Our lineage Lamas, some of whom are also yidam forms, are crucial to developing a sense of history among our students. Accounts of nineteenth- and twentieth-century yogis and yoginis are all very well, but most students find them a little abstract until a picture emerges. They then become flesh and blood people – they become relatives. It is as if one were looking at photographs of ones grandparents. That is my aim – to bring the tradition alive for people, but not to impose myself on the images.

Ngak'chang Rinpoche works with me quite closely on new images – especially where there is no clear iconographic reference. It is something of a mutual process that is mainly intuitive and non-directive on either of our parts. This is especially the case when I am trying to draw a face. It is more a case of looking for a face through the medium of moving a pencil. I know when I have found the face when it stops looking like a created face. A created face has a mouth, eyes and a nose that give the impression of having been assigned their places. The real face has its own personality and I am aware that something has happened. Ngak'chang Rinpoche and I always know when the face is there – we have never disagreed.
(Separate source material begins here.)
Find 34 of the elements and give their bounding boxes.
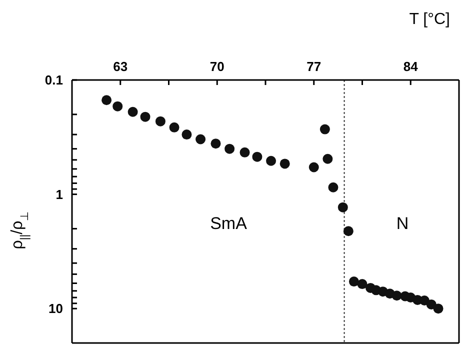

The interesting thing about the lack of self-expression in thangka painting is that one cannot actually help expressing oneself. I now teach a small group of our female students thangka painting, and we have a painting retreat once a year. Each painter is distinct in her style, even though she is trying to maintain a style that is characteristic of the Aro gTér lineage in the West.

The thangkas I paint and that our students paint are more vivid in terms of colour than the traditional Tibetan images. Our style has emerged as a response to the visionary material itself, and so the Aro gTér style is characterized by the dominance of the five elemental colours. A thangka is intended to depict the pure light display of the elements: earth (yellow), water (white), fire (red), air (green)and space (blue) – and so these colours should be vivid. There are various schools or traditions of thangka painting and they all differ according to certain considerations. Some people have thought that my style represents a westernization – but this is a misunderstanding of the reasoning behind the greater vividness and simplicity of the images. The ideal thangka would be a holographic light image suspended in space, so I attempt to portray the translucency of that visionary dimension as faithfully as I can.

In order to be invisible as a painter I need to fail to observe myself painting. Painting simply needs to happen. There is concentration – but the concentration cannot be forced. I must be relaxed as well – but not sloppy or absent-minded. When concentration and relaxation are undivided, the lines flow. If I become self-conscious, the drawing becomes like wading through mud.

The sense of accurate observation I try to achieve is one that could be described as spacious and honest. I need to work quite hard to make progress, especially with a new drawing, but I cannot allow myself to become impatient or frustrated. Like a midwife, I need to allow the image to be born, and sometimes – especially with the initial line drawing, that can take a long time. There is no guarantee once the paper goes into labour when the point of birth will occur. I start with a written description of the yidam and maybe other references, which generally guide the emerging form. When working from a visionary source, however, this information is only half of the equation – the "form aspect." There is then the "emptiness aspect", for which there is no description. One might call that creativity, of course – but not if one considers oneself to be a visionary midwife.

Maybe there is no difference in terms of pure creativity between a thangka painter and an artist – apart from how one sees oneself and one's engagement. If I were to polish a piece of copper until I could see my face in it – it may be a perfect work of polishing, but each individual would see a different face. Everyone who practises using a thangka that I have painted could experience his or her own enlightened mind, but the reflective surface, the yidam, is not my creation – I merely polished that mirror. In polishing a mirror or painting a thangka, the most important consideration is to avoid distortion, so that whoever gazes into the mirror sees their enlightened nature – face to face.